After extensive research, I’ve found a solution to make feature selection work seamlessly within a scikit-learn pipeline. But before we dive in, here’s some information about my setup:
- Python 3.6.4
- scikit-learn 0.19.1
- pandas 0.22.0
Now, let’s jump into the implementation:
python
from sklearn import feature_selection
from sklearn import preprocessing
from sklearn.model_selection import StratifiedKFold
from sklearn.ensemble import ExtraTreesRegressor
from sklearn.pipeline import Pipeline
import numpy as np
import pandas as pd
# Assuming pmlb is installed
from pmlb import fetch_data
import matplotlib.pyplot as plt
import seaborn as sns
%matplotlib inline
sns.set_style("darkgrid")
We’ll use the 195_auto_price
regression dataset from the Penn Machine Learning Benchmarks, consisting of prices for 159 vehicles and 15 numeric features about the vehicles.
python
X, y = fetch_data('195_auto_price', return_X_y=True)
feature_names = (
fetch_data('195_auto_price', return_X_y=False)
.drop(labels="target", axis=1)
.columns
)
Next, we’ll create a pipeline that standardizes features and trains an extremely randomized tree regression model with 250 trees.
python
pipe = Pipeline(
[
('std_scaler', preprocessing.StandardScaler()),
("ET", ExtraTreesRegressor(random_state=42, n_estimators=250))
]
)
For feature selection, we’ll use recursive feature elimination (RFE) to select the optimal number of features based on mean squared error (MSE) from 10-fold cross-validation.
python
feature_selector_cv = feature_selection.RFECV(pipe, cv=10, step=1, scoring="neg_mean_squared_error")
feature_selector_cv.fit(X, y)
However, the RuntimeError
occurs because the Pipeline object doesn’t contain the necessary attributes.
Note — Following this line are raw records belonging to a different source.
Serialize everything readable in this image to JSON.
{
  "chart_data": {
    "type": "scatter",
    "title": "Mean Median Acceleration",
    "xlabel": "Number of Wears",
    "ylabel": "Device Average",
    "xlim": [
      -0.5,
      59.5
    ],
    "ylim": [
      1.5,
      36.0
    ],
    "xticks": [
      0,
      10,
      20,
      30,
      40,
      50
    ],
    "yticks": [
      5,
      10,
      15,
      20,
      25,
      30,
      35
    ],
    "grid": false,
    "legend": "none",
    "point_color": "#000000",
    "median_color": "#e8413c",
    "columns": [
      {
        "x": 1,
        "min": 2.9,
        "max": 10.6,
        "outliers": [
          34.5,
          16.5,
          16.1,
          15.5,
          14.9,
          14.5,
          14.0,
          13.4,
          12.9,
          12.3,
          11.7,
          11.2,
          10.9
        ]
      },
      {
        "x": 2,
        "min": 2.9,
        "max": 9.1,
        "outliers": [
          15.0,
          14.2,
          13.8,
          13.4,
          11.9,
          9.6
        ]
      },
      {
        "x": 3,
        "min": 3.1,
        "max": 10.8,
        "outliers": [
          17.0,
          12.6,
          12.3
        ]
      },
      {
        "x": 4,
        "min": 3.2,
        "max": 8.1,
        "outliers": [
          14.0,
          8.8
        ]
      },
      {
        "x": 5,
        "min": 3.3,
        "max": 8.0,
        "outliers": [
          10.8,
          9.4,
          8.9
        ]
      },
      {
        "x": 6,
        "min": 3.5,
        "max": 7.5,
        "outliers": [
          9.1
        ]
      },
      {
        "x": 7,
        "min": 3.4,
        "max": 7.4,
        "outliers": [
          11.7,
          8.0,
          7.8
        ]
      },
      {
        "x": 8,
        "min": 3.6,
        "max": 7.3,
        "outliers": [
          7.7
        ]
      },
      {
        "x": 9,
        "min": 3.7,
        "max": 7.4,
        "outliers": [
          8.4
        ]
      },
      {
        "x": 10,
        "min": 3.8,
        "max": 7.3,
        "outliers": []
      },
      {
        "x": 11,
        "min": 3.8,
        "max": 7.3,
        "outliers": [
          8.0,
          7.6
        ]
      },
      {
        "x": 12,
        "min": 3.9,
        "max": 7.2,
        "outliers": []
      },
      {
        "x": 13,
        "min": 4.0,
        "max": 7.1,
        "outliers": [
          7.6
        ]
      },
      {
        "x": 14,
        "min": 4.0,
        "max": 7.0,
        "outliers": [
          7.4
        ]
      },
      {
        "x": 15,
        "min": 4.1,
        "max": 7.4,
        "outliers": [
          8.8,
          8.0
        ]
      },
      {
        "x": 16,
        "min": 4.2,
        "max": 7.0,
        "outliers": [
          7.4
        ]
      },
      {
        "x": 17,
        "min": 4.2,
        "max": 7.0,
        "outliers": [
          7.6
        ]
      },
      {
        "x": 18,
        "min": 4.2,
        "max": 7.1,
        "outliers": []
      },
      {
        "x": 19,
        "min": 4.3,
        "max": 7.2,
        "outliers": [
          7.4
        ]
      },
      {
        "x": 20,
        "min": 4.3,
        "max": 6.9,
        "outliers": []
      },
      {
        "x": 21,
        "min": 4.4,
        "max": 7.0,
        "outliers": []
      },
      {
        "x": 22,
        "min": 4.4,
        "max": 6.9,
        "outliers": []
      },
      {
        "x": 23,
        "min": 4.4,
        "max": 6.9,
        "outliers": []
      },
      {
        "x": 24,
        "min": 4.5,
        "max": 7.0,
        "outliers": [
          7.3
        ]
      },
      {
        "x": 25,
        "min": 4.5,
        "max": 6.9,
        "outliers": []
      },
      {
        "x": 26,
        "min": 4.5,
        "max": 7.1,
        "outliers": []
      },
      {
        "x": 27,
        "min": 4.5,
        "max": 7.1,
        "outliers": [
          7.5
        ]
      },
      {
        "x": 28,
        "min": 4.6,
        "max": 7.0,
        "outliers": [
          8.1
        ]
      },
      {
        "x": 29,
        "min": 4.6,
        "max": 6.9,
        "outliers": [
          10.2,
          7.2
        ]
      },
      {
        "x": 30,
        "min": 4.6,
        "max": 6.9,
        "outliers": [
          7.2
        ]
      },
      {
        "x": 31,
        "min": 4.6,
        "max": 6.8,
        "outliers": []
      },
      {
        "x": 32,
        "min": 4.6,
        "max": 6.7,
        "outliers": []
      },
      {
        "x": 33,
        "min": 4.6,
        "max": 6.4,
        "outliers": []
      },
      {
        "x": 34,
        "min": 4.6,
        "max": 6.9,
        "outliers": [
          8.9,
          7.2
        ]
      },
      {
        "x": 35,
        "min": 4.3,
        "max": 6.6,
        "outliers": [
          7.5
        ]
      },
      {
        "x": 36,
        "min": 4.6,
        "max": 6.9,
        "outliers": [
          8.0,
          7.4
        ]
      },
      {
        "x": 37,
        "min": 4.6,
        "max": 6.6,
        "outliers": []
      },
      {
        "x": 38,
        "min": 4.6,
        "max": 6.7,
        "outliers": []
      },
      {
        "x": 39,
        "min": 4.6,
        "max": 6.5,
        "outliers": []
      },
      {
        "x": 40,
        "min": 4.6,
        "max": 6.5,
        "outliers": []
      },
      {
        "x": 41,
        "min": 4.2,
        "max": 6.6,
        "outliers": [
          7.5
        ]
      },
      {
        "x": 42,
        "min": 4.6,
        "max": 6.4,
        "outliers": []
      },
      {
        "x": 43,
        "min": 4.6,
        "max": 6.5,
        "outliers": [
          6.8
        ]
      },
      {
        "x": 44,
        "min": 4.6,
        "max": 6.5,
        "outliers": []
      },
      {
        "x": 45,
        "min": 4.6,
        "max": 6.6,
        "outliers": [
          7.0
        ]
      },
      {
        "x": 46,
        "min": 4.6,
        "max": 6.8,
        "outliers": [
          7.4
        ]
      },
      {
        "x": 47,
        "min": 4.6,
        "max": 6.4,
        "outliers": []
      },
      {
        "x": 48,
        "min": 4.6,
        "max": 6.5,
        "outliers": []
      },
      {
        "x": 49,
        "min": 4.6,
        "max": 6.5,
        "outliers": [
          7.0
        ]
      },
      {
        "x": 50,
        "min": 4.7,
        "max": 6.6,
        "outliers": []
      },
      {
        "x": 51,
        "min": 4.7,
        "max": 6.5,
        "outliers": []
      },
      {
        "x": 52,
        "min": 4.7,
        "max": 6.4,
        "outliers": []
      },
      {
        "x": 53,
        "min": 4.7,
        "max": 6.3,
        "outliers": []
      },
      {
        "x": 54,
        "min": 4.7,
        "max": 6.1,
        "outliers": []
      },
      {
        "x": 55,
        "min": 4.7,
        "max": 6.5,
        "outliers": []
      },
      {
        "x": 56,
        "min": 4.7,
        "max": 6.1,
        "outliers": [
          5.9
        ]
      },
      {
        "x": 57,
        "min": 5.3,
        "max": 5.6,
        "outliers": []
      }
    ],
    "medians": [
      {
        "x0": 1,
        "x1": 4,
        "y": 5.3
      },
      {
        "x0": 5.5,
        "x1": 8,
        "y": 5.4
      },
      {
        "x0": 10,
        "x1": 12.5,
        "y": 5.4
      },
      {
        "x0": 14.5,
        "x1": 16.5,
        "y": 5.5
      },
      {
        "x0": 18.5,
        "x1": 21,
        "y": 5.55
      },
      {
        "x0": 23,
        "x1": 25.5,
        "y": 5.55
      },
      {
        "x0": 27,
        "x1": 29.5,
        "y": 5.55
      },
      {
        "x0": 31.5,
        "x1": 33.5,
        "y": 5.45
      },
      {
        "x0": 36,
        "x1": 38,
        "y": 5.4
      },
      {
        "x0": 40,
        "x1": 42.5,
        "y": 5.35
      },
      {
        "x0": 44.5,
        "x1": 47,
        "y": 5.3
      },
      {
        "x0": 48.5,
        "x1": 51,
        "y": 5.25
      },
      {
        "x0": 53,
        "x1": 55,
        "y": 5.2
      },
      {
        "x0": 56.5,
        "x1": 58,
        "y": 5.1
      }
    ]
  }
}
To resolve this, we extend the Pipeline class and create a new PipelineRFE class.
python
class PipelineRFE(Pipeline):
def fit(self, X, y=None, **fit_params):
super(PipelineRFE, self).fit(X, y, **fit_params)
self.feature_importances_ = self.steps[-1][-1].feature_importances_
return self
Now, let’s rerun the code using the PipelineRFE object.
python
pipe = PipelineRFE(
[
('std_scaler', preprocessing.StandardScaler()),
("ET", ExtraTreesRegressor(random_state=42, n_estimators=250))
]
)
_ = StratifiedKFold(random_state=42)
feature_selector_cv = feature_selection.RFECV(pipe, cv=10, step=1, scoring="neg_mean_squared_error")
feature_selector_cv.fit(X, y)
Finally, we can analyze the selected features and their corresponding cross-validated RMSE scores.
python
selected_features = feature_names[feature_selector_cv.support_].tolist()
selected_features
And there you have it! Feature selection with a scikit-learn pipeline made easy. Now you can confidently incorporate feature selection into your machine learning workflows.